I have the AP master kit, and mine came with a nitrate test.


----------



## jesterx626 (Jul 27, 2005)

doctorvtec said:


> Did it say on the box it is supposed to?
> 
> I have the AP master kit, and mine came with a nitrate test.
> [snapback]1190025[/snapback]​


same here.


----------



## dipset.taliban (Sep 8, 2005)

u got beat in ur face

take that sh*t back


----------



## BASSFISHERMAN (Feb 22, 2004)

the older versions of the kit did not have a nitrate test. looks like someone ripped you off


----------



## doctorvtec (May 15, 2004)

bassfisherman said:


> the older versions of the kit did not have a nitrate test. looks like someone ripped you off
> [snapback]1190290[/snapback]​












Hence why you always check the box for a contents list.
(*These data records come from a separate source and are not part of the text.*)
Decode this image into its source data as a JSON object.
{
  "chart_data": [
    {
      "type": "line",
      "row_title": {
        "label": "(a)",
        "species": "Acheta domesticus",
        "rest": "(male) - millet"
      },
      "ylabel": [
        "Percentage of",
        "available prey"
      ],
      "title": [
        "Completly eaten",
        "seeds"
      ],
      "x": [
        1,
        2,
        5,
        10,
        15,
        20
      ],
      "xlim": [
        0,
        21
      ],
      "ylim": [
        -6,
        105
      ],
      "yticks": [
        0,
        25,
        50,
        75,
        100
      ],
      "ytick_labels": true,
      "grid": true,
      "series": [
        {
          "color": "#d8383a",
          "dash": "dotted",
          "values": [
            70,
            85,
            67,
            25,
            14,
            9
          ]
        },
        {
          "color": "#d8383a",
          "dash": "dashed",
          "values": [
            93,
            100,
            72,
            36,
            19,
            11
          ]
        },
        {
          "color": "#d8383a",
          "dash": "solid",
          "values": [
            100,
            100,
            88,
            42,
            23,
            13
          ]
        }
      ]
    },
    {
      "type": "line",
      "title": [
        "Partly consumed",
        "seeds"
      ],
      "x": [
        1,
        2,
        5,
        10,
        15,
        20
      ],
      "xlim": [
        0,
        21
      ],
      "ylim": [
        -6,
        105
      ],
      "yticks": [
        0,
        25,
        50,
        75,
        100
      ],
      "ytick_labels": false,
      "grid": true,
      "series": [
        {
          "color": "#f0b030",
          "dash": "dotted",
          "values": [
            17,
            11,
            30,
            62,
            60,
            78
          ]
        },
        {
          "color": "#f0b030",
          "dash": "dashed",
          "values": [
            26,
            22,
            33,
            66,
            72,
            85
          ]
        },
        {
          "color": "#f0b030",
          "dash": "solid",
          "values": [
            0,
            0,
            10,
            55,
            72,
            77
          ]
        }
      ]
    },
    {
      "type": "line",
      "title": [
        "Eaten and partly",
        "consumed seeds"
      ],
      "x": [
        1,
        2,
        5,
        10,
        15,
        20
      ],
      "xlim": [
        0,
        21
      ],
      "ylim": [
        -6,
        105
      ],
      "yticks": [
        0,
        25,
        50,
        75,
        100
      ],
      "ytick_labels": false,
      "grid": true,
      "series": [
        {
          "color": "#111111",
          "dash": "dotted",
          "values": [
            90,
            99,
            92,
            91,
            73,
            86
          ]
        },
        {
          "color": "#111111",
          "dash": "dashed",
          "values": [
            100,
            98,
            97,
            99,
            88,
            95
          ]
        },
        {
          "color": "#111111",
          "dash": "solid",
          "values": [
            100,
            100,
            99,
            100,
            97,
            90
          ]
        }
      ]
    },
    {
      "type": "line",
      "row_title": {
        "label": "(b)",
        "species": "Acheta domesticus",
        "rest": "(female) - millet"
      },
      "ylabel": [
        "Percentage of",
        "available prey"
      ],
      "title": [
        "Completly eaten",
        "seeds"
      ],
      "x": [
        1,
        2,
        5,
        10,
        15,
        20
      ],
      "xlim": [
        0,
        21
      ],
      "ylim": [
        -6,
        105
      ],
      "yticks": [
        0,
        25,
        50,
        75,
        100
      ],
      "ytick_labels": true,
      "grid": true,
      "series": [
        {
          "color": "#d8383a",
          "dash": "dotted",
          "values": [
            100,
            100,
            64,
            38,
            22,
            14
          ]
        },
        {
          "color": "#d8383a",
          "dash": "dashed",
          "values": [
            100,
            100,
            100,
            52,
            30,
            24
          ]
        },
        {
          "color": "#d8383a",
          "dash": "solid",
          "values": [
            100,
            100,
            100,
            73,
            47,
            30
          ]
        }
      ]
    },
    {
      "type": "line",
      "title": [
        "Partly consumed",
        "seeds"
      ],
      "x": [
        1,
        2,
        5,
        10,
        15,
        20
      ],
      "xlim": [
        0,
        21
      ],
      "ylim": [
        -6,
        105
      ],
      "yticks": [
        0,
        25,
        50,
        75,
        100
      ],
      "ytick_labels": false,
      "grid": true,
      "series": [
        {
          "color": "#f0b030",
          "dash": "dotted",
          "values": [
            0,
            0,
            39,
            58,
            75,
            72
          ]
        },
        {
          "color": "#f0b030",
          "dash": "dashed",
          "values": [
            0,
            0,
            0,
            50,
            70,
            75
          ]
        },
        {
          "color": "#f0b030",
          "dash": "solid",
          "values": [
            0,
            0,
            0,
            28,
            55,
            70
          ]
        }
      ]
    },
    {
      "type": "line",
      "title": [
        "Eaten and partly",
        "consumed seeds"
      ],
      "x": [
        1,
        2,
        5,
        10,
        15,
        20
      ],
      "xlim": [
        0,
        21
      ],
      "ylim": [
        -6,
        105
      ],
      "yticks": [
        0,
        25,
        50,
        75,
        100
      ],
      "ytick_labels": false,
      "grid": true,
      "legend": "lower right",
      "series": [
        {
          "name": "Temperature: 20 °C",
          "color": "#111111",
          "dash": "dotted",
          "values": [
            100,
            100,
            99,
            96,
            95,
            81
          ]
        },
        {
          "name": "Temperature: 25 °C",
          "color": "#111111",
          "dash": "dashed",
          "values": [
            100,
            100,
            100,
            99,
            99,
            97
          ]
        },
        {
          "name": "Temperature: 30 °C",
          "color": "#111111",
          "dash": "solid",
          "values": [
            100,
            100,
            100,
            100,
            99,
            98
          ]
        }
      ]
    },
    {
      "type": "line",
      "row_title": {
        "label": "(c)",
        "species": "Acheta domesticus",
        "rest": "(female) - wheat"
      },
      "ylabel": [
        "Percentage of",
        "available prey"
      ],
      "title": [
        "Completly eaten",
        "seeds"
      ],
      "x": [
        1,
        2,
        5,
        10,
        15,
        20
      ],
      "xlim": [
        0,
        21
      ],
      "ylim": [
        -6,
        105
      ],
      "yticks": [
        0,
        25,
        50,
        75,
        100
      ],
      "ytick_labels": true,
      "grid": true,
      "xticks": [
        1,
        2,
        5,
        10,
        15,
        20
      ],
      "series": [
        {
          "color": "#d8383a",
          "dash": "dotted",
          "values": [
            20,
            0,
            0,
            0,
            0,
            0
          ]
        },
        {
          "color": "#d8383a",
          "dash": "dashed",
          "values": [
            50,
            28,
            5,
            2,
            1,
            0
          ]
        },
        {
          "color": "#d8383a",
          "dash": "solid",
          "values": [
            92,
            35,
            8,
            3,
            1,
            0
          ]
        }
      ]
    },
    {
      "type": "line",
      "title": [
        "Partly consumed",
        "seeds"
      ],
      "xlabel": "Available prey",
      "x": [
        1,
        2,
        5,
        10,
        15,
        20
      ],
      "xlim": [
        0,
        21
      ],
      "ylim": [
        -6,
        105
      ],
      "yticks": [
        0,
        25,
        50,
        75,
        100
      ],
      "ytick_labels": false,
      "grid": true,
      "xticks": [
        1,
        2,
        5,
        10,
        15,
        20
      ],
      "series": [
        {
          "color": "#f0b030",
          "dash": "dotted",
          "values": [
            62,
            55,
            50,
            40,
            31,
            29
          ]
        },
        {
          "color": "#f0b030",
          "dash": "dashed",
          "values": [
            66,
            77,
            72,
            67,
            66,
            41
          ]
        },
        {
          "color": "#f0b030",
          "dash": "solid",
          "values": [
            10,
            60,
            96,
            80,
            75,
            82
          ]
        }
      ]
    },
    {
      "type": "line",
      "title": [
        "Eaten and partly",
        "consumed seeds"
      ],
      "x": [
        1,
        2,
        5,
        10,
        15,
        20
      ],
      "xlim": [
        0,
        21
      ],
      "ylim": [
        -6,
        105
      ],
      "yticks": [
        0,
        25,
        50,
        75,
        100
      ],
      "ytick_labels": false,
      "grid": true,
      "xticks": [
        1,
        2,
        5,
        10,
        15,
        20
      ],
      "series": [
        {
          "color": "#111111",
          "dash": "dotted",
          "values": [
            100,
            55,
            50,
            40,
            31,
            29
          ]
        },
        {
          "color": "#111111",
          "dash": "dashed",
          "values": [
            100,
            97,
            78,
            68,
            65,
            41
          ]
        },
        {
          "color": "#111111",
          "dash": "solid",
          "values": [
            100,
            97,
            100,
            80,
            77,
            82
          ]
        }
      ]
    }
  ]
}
Wow, I can't believe the old kits are still floating around.


----------



## jamesdelanoche (Dec 15, 2004)

yeah i just got one and its got the nitrate test, i love this test kit btw


----------



## Piranha King (Nov 28, 2002)

take it back if you can.
wes


----------



## deezdrama (Jul 9, 2005)

I bought it on ebay


----------



## Susp3nc3 (Jan 27, 2005)

deezdrama said:


> I bought it on ebay
> [snapback]1190546[/snapback]​


that could explain the old test kit







i would be reluctant to buy one on ebay since you dont know how old it is....you dont want an old test kit anyway...


----------



## deezdrama (Jul 9, 2005)

do you think it is not accurate now???? All the bottles seem unused.


----------



## doctorvtec (May 15, 2004)

If the bottles were unused, I think the tests you currently have will be a-ok.


----------



## Dr. Giggles (Oct 18, 2003)

I was told once that if manufactured in the US come with the gH while the ones that come out of Canada contain the nitrate test kit. Not sure on the accuracy of that report.


----------



## deezdrama (Jul 9, 2005)

I seen the ones last night at the pet store with the nitrate.


----------